Let $U$ be a non-zero $(q\times q)$ matrix, and assume this matrix is normalized such that $tr(U^{\intercal}U)=1$. Let $R$ be a symmetric $(q\times q)$ matrix, and $N>0$ be a positive integer. Define the following two scalar qunatities
$Q_{1}=tr(URRU^{\intercal})-N^{-1}\left(tr(UR)\right)^{2}$,
and
$Q_{2}=tr(URU^{\intercal}R)-N^{-1}\left(tr(UR)\right)^{2}$.
I am trying to follow a proof in a book which states that $Q_{1}>0\Rightarrow Q_{2}>0$.
Despite the many trace identities that can be used, I cannot derive the obvious equality $tr(URRU^{\intercal})=tr(URU^{\intercal}R)$, and so I am pretty certain this does not hold in general.

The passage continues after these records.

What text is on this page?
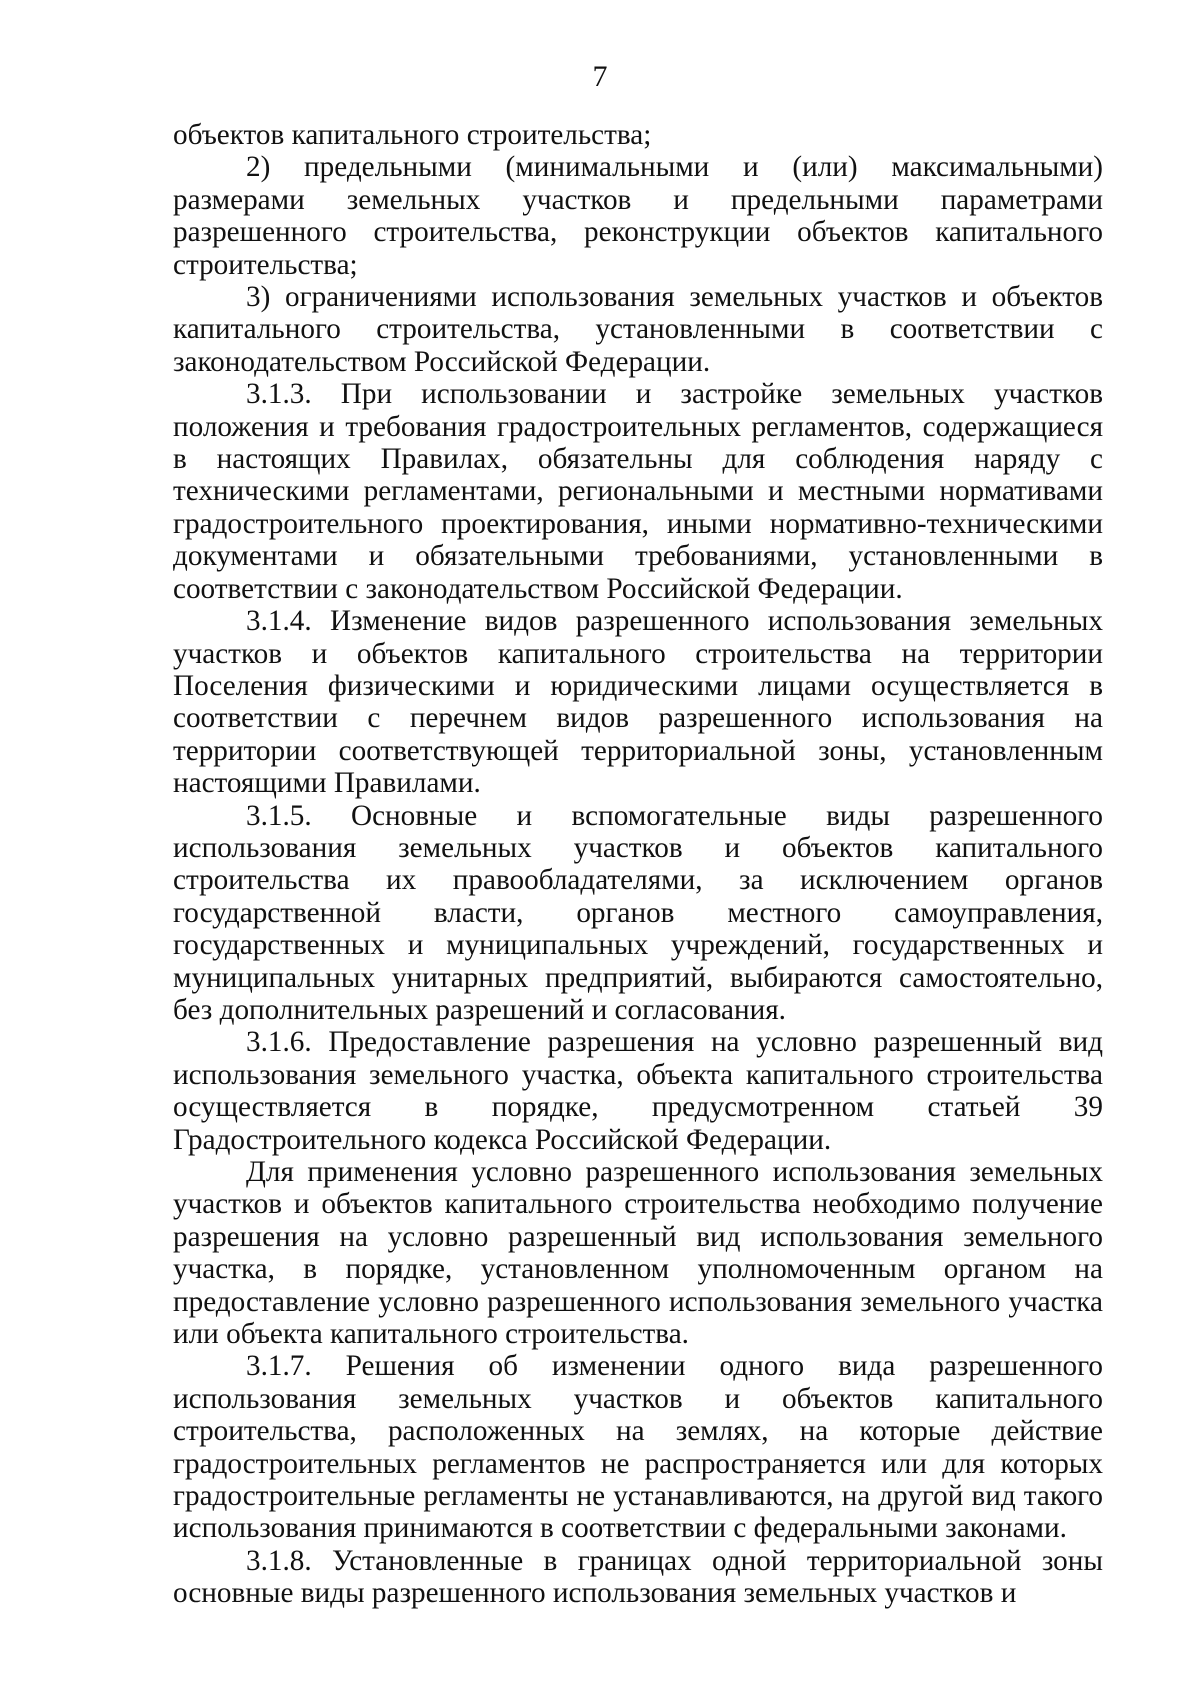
7

объектов капитального строительства;

2) предельными (минимальными и (или) максимальными) размерами земельных участков и предельными параметрами разрешенного строительства, реконструкции объектов капитального строительства;

3) ограничениями использования земельных участков и объектов капитального строительства, установленными в соответствии с законодательством Российской Федерации.

3.1.3. При использовании и застройке земельных участков положения и требования градостроительных регламентов, содержащиеся в настоящих Правилах, обязательны для соблюдения наряду с техническими регламентами, региональными и местными нормативами градостроительного проектирования, иными нормативно-техническими документами и обязательными требованиями, установленными в соответствии с законодательством Российской Федерации.

3.1.4. Изменение видов разрешенного использования земельных участков и объектов капитального строительства на территории Поселения физическими и юридическими лицами осуществляется в соответствии с перечнем видов разрешенного использования на территории соответствующей территориальной зоны, установленным настоящими Правилами.

3.1.5. Основные и вспомогательные виды разрешенного использования земельных участков и объектов капитального строительства их правообладателями, за исключением органов государственной власти, органов местного самоуправления, государственных и муниципальных учреждений, государственных и муниципальных унитарных предприятий, выбираются самостоятельно, без дополнительных разрешений и согласования.

3.1.6. Предоставление разрешения на условно разрешенный вид использования земельного участка, объекта капитального строительства осуществляется в порядке, предусмотренном статьей 39 Градостроительного кодекса Российской Федерации.

Для применения условно разрешенного использования земельных участков и объектов капитального строительства необходимо получение разрешения на условно разрешенный вид использования земельного участка, в порядке, установленном уполномоченным органом на предоставление условно разрешенного использования земельного участка или объекта капитального строительства.

3.1.7. Решения об изменении одного вида разрешенного использования земельных участков и объектов капитального строительства, расположенных на землях, на которые действие градостроительных регламентов не распространяется или для которых градостроительные регламенты не устанавливаются, на другой вид такого использования принимаются в соответствии с федеральными законами.

3.1.8. Установленные в границах одной территориальной зоны основные виды разрешенного использования земельных участков и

Furthermore I cannot derive the inequality $tr(URRU^{\intercal})<=tr(URU^{\intercal}R)$ which would also do. I suspect the condition $tr(U^{\intercal}U)=1$ is the key to cracking this, yet I cannot bring this to bear on the problem. The only inequality I can find related to this condition is
$\left[tr(U^{\intercal}R)\right]^{2}\leq\left[tr(U^{\intercal}U)\right]\left[tr(R^{\intercal}R)\right]$,
where the above inequality actually holds for any two matrices of the same size. For the matrices $U$, and $R$ this becomes $\left[tr(U^{\intercal}R)\right]^{2}\leq tr(R^{2})$, but I cannot see how this helps. Finally I would also be interested in solutions to this problem, even if it means demanding $R$ is positive definite, although leaving $R$ to be general is preferred.

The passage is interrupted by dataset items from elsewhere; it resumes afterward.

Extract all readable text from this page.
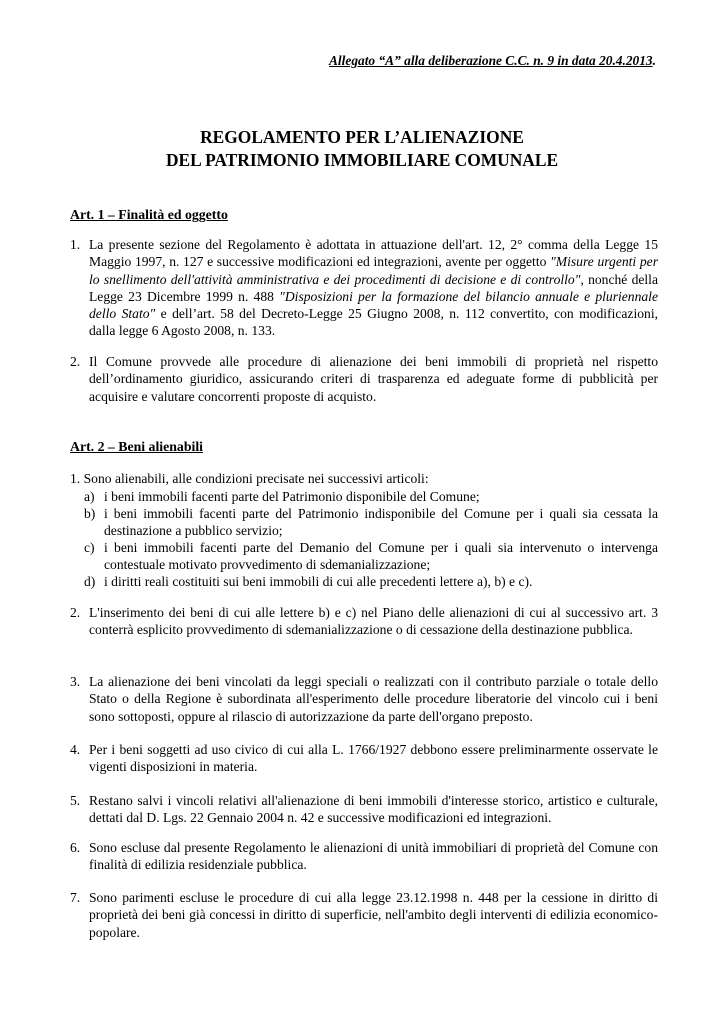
Allegato “A” alla deliberazione C.C. n. 9 in data 20.4.2013.
REGOLAMENTO PER L’ALIENAZIONE
DEL PATRIMONIO IMMOBILIARE COMUNALE
Art. 1 – Finalità ed oggetto
1. La presente sezione del Regolamento è adottata in attuazione dell'art. 12, 2° comma della Legge 15 Maggio 1997, n. 127 e successive modificazioni ed integrazioni, avente per oggetto "Misure urgenti per lo snellimento dell'attività amministrativa e dei procedimenti di decisione e di controllo", nonché della Legge 23 Dicembre 1999 n. 488 "Disposizioni per la formazione del bilancio annuale e pluriennale dello Stato" e dell’art. 58 del Decreto-Legge 25 Giugno 2008, n. 112 convertito, con modificazioni, dalla legge 6 Agosto 2008, n. 133.
2. Il Comune provvede alle procedure di alienazione dei beni immobili di proprietà nel rispetto dell’ordinamento giuridico, assicurando criteri di trasparenza ed adeguate forme di pubblicità per acquisire e valutare concorrenti proposte di acquisto.
Art. 2 – Beni alienabili
1. Sono alienabili, alle condizioni precisate nei successivi articoli:
a) i beni immobili facenti parte del Patrimonio disponibile del Comune;
b) i beni immobili facenti parte del Patrimonio indisponibile del Comune per i quali sia cessata la destinazione a pubblico servizio;
c) i beni immobili facenti parte del Demanio del Comune per i quali sia intervenuto o intervenga contestuale motivato provvedimento di sdemanializzazione;
d) i diritti reali costituiti sui beni immobili di cui alle precedenti lettere a), b) e c).
2. L'inserimento dei beni di cui alle lettere b) e c) nel Piano delle alienazioni di cui al successivo art. 3 conterrà esplicito provvedimento di sdemanializzazione o di cessazione della destinazione pubblica.
3. La alienazione dei beni vincolati da leggi speciali o realizzati con il contributo parziale o totale dello Stato o della Regione è subordinata all'esperimento delle procedure liberatorie del vincolo cui i beni sono sottoposti, oppure al rilascio di autorizzazione da parte dell'organo preposto.
4. Per i beni soggetti ad uso civico di cui alla L. 1766/1927 debbono essere preliminarmente osservate le vigenti disposizioni in materia.
5. Restano salvi i vincoli relativi all'alienazione di beni immobili d'interesse storico, artistico e culturale, dettati dal D. Lgs. 22 Gennaio 2004 n. 42 e successive modificazioni ed integrazioni.
6. Sono escluse dal presente Regolamento le alienazioni di unità immobiliari di proprietà del Comune con finalità di edilizia residenziale pubblica.
7. Sono parimenti escluse le procedure di cui alla legge 23.12.1998 n. 448 per la cessione in diritto di proprietà dei beni già concessi in diritto di superficie, nell'ambito degli interventi di edilizia economico-popolare.
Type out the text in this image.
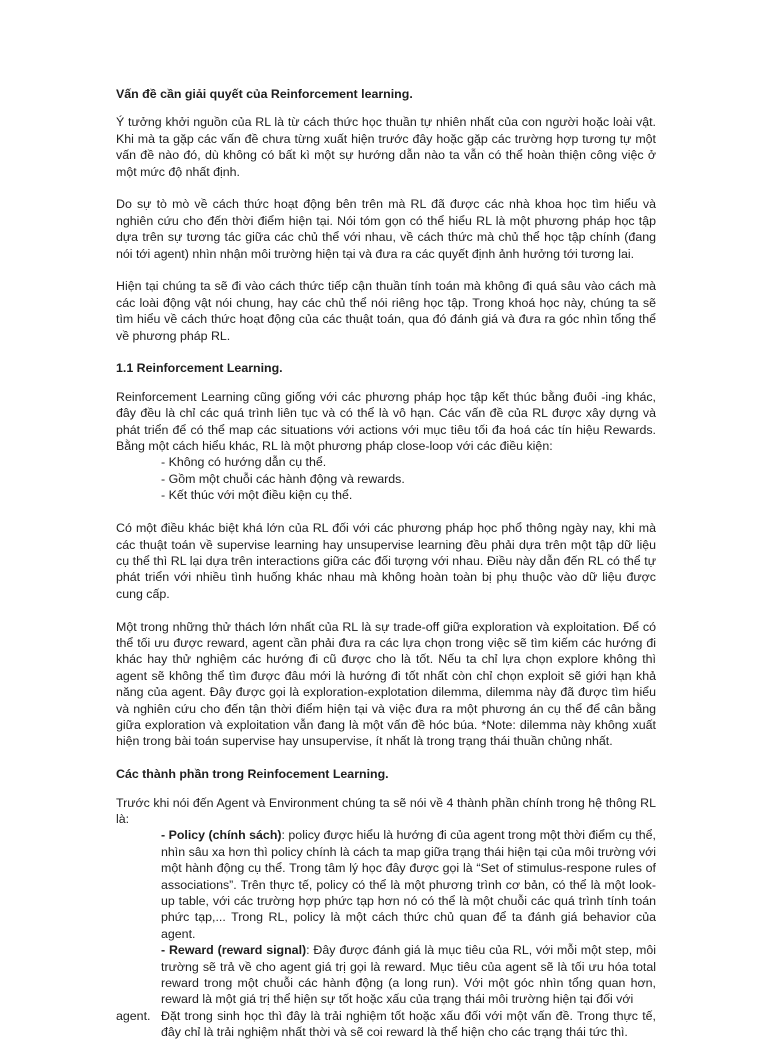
Vấn đề cần giải quyết của Reinforcement learning.

Ý tưởng khởi nguồn của RL là từ cách thức học thuần tự nhiên nhất của con người hoặc loài vật. Khi mà ta gặp các vấn đề chưa từng xuất hiện trước đây hoặc gặp các trường hợp tương tự một vấn đề nào đó, dù không có bất kì một sự hướng dẫn nào ta vẫn có thể hoàn thiện công việc ở một mức độ nhất định.

Do sự tò mò về cách thức hoạt động bên trên mà RL đã được các nhà khoa học tìm hiểu và nghiên cứu cho đến thời điểm hiện tại. Nói tóm gọn có thể hiểu RL là một phương pháp học tập dựa trên sự tương tác giữa các chủ thể với nhau, về cách thức mà chủ thể học tập chính (đang nói tới agent) nhìn nhận môi trường hiện tại và đưa ra các quyết định ảnh hưởng tới tương lai.

Hiện tại chúng ta sẽ đi vào cách thức tiếp cận thuần tính toán mà không đi quá sâu vào cách mà các loài động vật nói chung, hay các chủ thể nói riêng học tập. Trong khoá học này, chúng ta sẽ tìm hiểu về cách thức hoạt động của các thuật toán, qua đó đánh giá và đưa ra góc nhìn tổng thể về phương pháp RL.

1.1 Reinforcement Learning.
Reinforcement Learning cũng giống với các phương pháp học tập kết thúc bằng đuôi -ing khác, đây đều là chỉ các quá trình liên tục và có thể là vô hạn. Các vấn đề của RL được xây dựng và phát triển để có thể map các situations với actions với mục tiêu tối đa hoá các tín hiệu Rewards. Bằng một cách hiểu khác, RL là một phương pháp close-loop với các điều kiện:
- Không có hướng dẫn cụ thể.
- Gồm một chuỗi các hành động và rewards.
- Kết thúc với một điều kiện cụ thể.

Có một điều khác biệt khá lớn của RL đối với các phương pháp học phổ thông ngày nay, khi mà các thuật toán về supervise learning hay unsupervise learning đều phải dựa trên một tập dữ liệu cụ thể thì RL lại dựa trên interactions giữa các đối tượng với nhau. Điều này dẫn đến RL có thể tự phát triển với nhiều tình huống khác nhau mà không hoàn toàn bị phụ thuộc vào dữ liệu được cung cấp.

Một trong những thử thách lớn nhất của RL là sự trade-off giữa exploration và exploitation. Để có thể tối ưu được reward, agent cần phải đưa ra các lựa chọn trong việc sẽ tìm kiếm các hướng đi khác hay thử nghiệm các hướng đi cũ được cho là tốt. Nếu ta chỉ lựa chọn explore không thì agent sẽ không thể tìm được đâu mới là hướng đi tốt nhất còn chỉ chọn exploit sẽ giới hạn khả năng của agent. Đây được gọi là exploration-explotation dilemma, dilemma này đã được tìm hiểu và nghiên cứu cho đến tận thời điểm hiện tại và việc đưa ra một phương án cụ thể để cân bằng giữa exploration và exploitation vẫn đang là một vấn đề hóc búa. *Note: dilemma này không xuất hiện trong bài toán supervise hay unsupervise, ít nhất là trong trạng thái thuần chủng nhất.

Các thành phần trong Reinfocement Learning.
Trước khi nói đến Agent và Environment chúng ta sẽ nói về 4 thành phần chính trong hệ thông RL là:
- Policy (chính sách): policy được hiểu là hướng đi của agent trong một thời điểm cụ thể, nhìn sâu xa hơn thì policy chính là cách ta map giữa trạng thái hiện tại của môi trường với một hành động cụ thể. Trong tâm lý học đây được gọi là “Set of stimulus-respone rules of associations”. Trên thực tế, policy có thể là một phương trình cơ bản, có thể là một look-up table, với các trường hợp phức tạp hơn nó có thể là một chuỗi các quá trình tính toán phức tạp,... Trong RL, policy là một cách thức chủ quan để ta đánh giá behavior của agent.
- Reward (reward signal): Đây được đánh giá là mục tiêu của RL, với mỗi một step, môi trường sẽ trả về cho agent giá trị gọi là reward. Mục tiêu của agent sẽ là tối ưu hóa total reward trong một chuỗi các hành động (a long run). Với một góc nhìn tổng quan hơn, reward là một giá trị thể hiện sự tốt hoặc xấu của trạng thái môi trường hiện tại đối với
agent. Đặt trong sinh học thì đây là trải nghiệm tốt hoặc xấu đối với một vấn đề. Trong thực tế, đây chỉ là trải nghiệm nhất thời và sẽ coi reward là thể hiện cho các trạng thái tức thì.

Any help would be greatly appreciated.
Unless some contextual details are missing, your book is wrong. For a counterexample, consider $R=\begin{pmatrix}1&1\\1&2\end{pmatrix}$ and $U=\begin{pmatrix}0&0\\0&1\end{pmatrix}$. Clearly $R$ is symmetric and $tr(U^TU)=1$. You may verify that \begin{align*} Q_1&=tr(URRU^T)-N^{-1}\left(tr(UR)\right)^2 =tr\begin{pmatrix}0&0\\0&5\end{pmatrix} - N^{-1}tr^2\begin{pmatrix}0&0\\1&2\end{pmatrix}=5-\frac4N,\\ Q_2&=tr(URU^TR)-N^{-1}\left(tr(UR)\right)^2 =tr\begin{pmatrix}0&0\\2&4\end{pmatrix} - N^{-1}tr^2\begin{pmatrix}0&0\\1&2\end{pmatrix}=4-\frac4N. \end{align*} When $N=1$, we have $Q_1>0$ but $Q_2\le0$.